Four and a half days in Glasgow
Updated: May 17, 2020
My wife Liat got invited to a fascinating conference about Dark Tourism in Glasgow. It was our first visit to Scotland, and we were both very excited about it. As always, on our trips, while Liat was locked up for most of the daytime, I explored the city. And what a great city to explore! Beautiful buildings everywhere, friendly people, fascinating museums (in most of them the visit is for free), lots of street art, and the great River Clyde that split the city to two. All these provide an excellent and very satisfying cultural experience.

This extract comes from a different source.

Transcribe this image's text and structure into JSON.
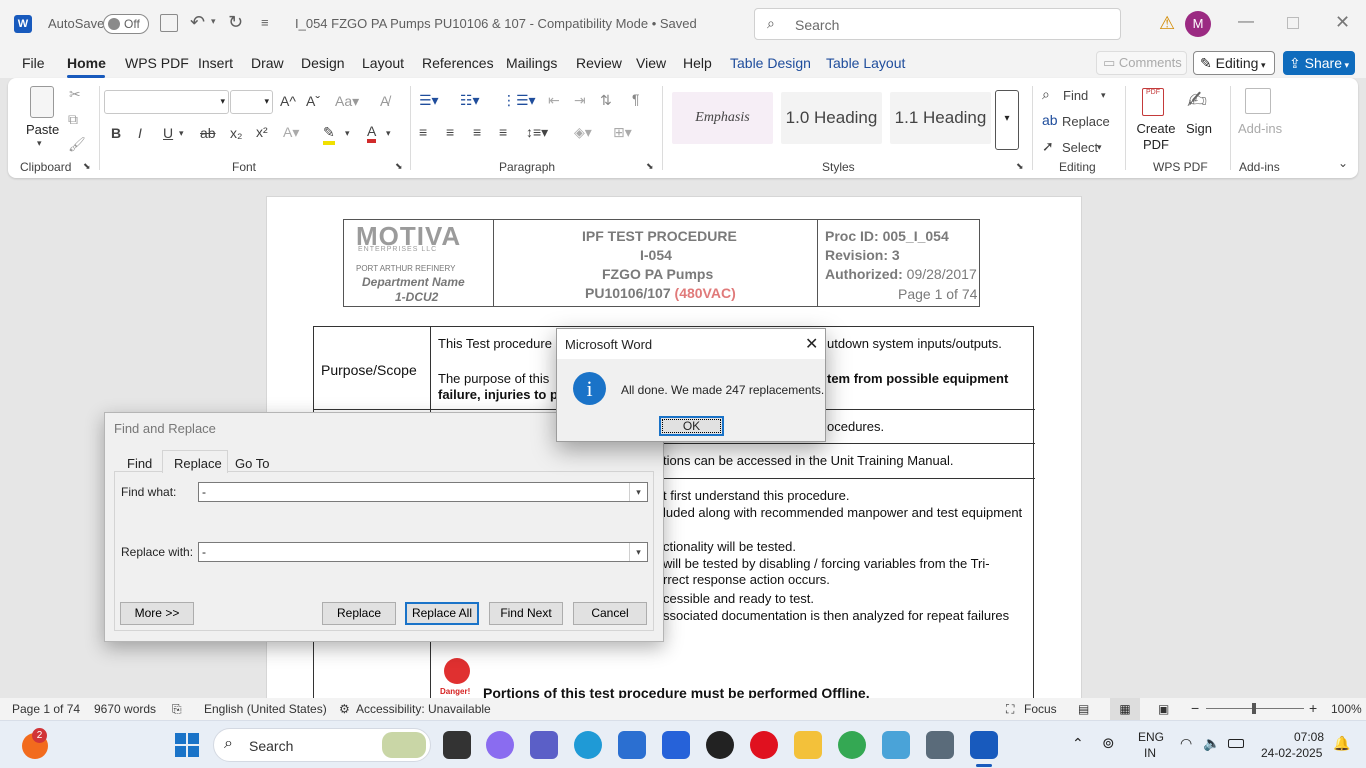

With 600K citizens, Glasgow is the largest city in Scotland and the 4th largest city in the UK. The greatest celebrity of the city and a name you must know when visiting Glasgow is the architect and designer Charles Rennie Mackintosh (1868-1928). His works – Buildings and Furniture he designed, can be found in several places around the city. His masterwork - the Glasgow School of Art's Library, was burned in a fire in 2014 and is now being restored. However, you can still visit some other significant buildings designed by Macintosh: The Lighthouse, Mackintosh House in the Hunterian Museum, Mackintosh Queen's Cross, and more. You can check all Mackintosh buildings and exhibitions on their website. However, unless you are are an architecture or Mackintosh fan, I would suggest skipping the Tours at the Glasgow School of Art - I found it a little annoying.
During my visit, the annual parade of the Orange Order took place:
WWe stayed in Holiday Inn Express Theatreland hotel in the city center, very close to Buchanan Street and The Buchanan Central station. The hotel is small and very functional. They serve a nice breakfast, and the customer service was very satisfying.
Things you should do when visiting Glasgow:
Walk. If you don't have to, skip cars and public transportation - just walk. Glasgow is very flat, vast and full of beautiful buildings. So even though there is a very efficient subway, it is most recommended to explore the city by foot. Bicycles are also a good choice. I must share that even though it was rainy, I enjoyed walking the City back and forth.
Visit the museums. Particularly those who allowed free entrance. They are adorable and fits for all ages.
Take an evening walk on the bank of River Clyde.
Go to Buchanan Street & Sauchiehall Street, both a pedestrian only streets just in the middle of the City center, with lots of shops, malls, restaurants, pubs, and street performances all day long.
Drink Whisky. The Scottish, like their Irish neighbors, are very proud for their Whisky. Try it.
Eat Haggis. It is a traditional Scottish dish that contains the inner parts of lamb, mixed with onions, oatmeal flour, fat, and spices. Haggis traditionally served with "neeps and tatties" – mashed potatoes and a mash of Rutabaga, kind of a root vegetable. All dressed with Whisky Sauce. Just make sure you are eating it in a decent place.
And if it wasn't clear enough - visit at least one building and one exhibition of Mackintosh work.
Have a nice trip to Glasgow. I must admit that I already miss this beautiful city.